Roberto Saviano writes for La Repubblica and L’Espresso amongst other publications and is the author of Gomorrah also adapted as a film winning the Grand Prix at Cannes in 2008, and a collection of essays published as Beauty and the Inferno.
A maid, caring for her bedridden colonial master and subject to the control of his conniving daughter-in-law, proves to be the undoing of this exploitative colonial family, in a story laying bare the face of oppression in Italian-occupied Eritrea.
Carlo Lucarelli is a crime writer, television presenter and magazine editor. His first crime novels formed the Commissario de Luca trilogy, followed by the Ispettore Grazia Negro mysteries and Lucarelli has also written numerous radio plays and screenplays.
A peasant girl embarks on a journey to earn her place in Italian society bearing witness to the dictates of the class system in southern Italy post World War II.
Valeria Parella is a theatre actor and short story writer. Her collection of stories Mosca piu balena was awarded the Premio Campiello in 2004. Her next collection Per grazia ricevuta was published in English as For Grace Received. Her most recent book is Antigone.
The cycle of poverty and drug-dealing in 1980‘s Milan is explored when the residents of this grim world of run-down social housing find themselves under suspicion of murdering a schoolteacher.
Piero Colaprico is a special correspondent for La Repubblica on crime-related issues. As well as publishing several high-profile works of journalism, Colaprico is an established crime author co-writing a series of books with Pietro Valpreda featuring Maresciallo Binda and which he has continued to write alone since Valpreda’s death.
An Italian cheese-maker Adalberto Rizzo, attempts to recreate the perfect conditions for producing Parmesan in East Coast America, seeking to also assimilate himself into American culture, putting him at odds with his fellow Italians bent on retaining the supremacy of the Italian Parmesan brand.
The Wu Ming Foundation describes itself as ‘a mysterious collective of guerilla novelists from Italy’. The writer’s collective was formed in 2000 out of the Luther Blissett Project, an existing group of hundreds of artists and social activists across Europe.

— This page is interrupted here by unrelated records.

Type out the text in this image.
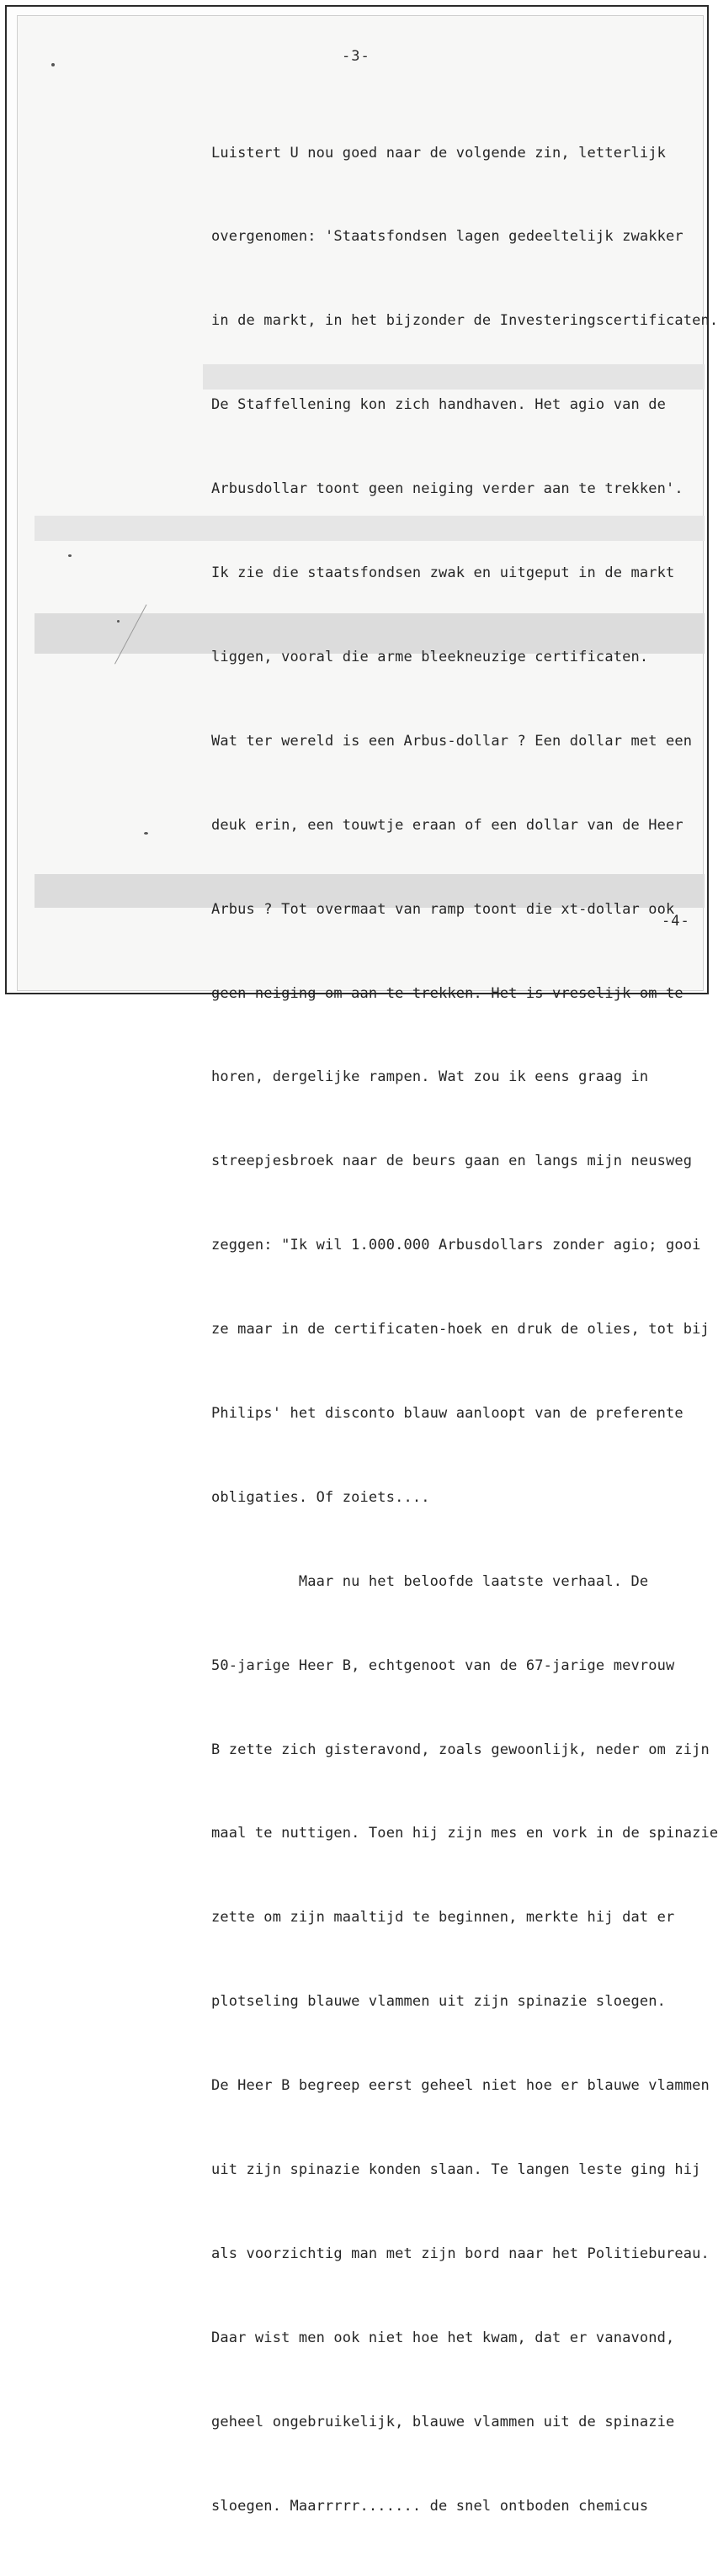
-3-

Luistert U nou goed naar de volgende zin, letterlijk

overgenomen: 'Staatsfondsen lagen gedeeltelijk zwakker

in de markt, in het bijzonder de Investeringscertificaten.

De Staffellening kon zich handhaven. Het agio van de

Arbusdollar toont geen neiging verder aan te trekken'.

Ik zie die staatsfondsen zwak en uitgeput in de markt

liggen, vooral die arme bleekneuzige certificaten.

Wat ter wereld is een Arbus-dollar ? Een dollar met een

deuk erin, een touwtje eraan of een dollar van de Heer

Arbus ? Tot overmaat van ramp toont die xt-dollar ook

geen neiging om aan te trekken. Het is vreselijk om te

horen, dergelijke rampen. Wat zou ik eens graag in

streepjesbroek naar de beurs gaan en langs mijn neusweg

zeggen: "Ik wil 1.000.000 Arbusdollars zonder agio; gooi

ze maar in de certificaten-hoek en druk de olies, tot bij

Philips' het disconto blauw aanloopt van de preferente

obligaties. Of zoiets....

Maar nu het beloofde laatste verhaal. De

50-jarige Heer B, echtgenoot van de 67-jarige mevrouw

B zette zich gisteravond, zoals gewoonlijk, neder om zijn

maal te nuttigen. Toen hij zijn mes en vork in de spinazie

zette om zijn maaltijd te beginnen, merkte hij dat er

plotseling blauwe vlammen uit zijn spinazie sloegen.

De Heer B begreep eerst geheel niet hoe er blauwe vlammen

uit zijn spinazie konden slaan. Te langen leste ging hij

als voorzichtig man met zijn bord naar het Politiebureau.

Daar wist men ook niet hoe het kwam, dat er vanavond,

geheel ongebruikelijk, blauwe vlammen uit de spinazie

sloegen. Maarrrrr....... de snel ontboden chemicus

-4-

Together they are the authors of more than fifteen novels of which Q, 54 and Manituana are available in English.
An essay on isolation and loneliness that focuses on the need to isolate oneself deliberately from the world using historical examples from psychology and literature. Vinci also examines the stress on the modern-day individual, using very contemporary examples, where feelings of isolation can develop in a fast-moving but increasingly alienating world.
Simona Vinci was awarded the Premio Elsa Morante for her first novel Dei bambini non si sa niente-controversial for its depiction of sexuality amongst a group of younger and older children- published in English to wide critical acclaim as A Game We Play.
Outsiders-Six Italian Stories with an introduction by Ben Faccini is published by MacLehose Press.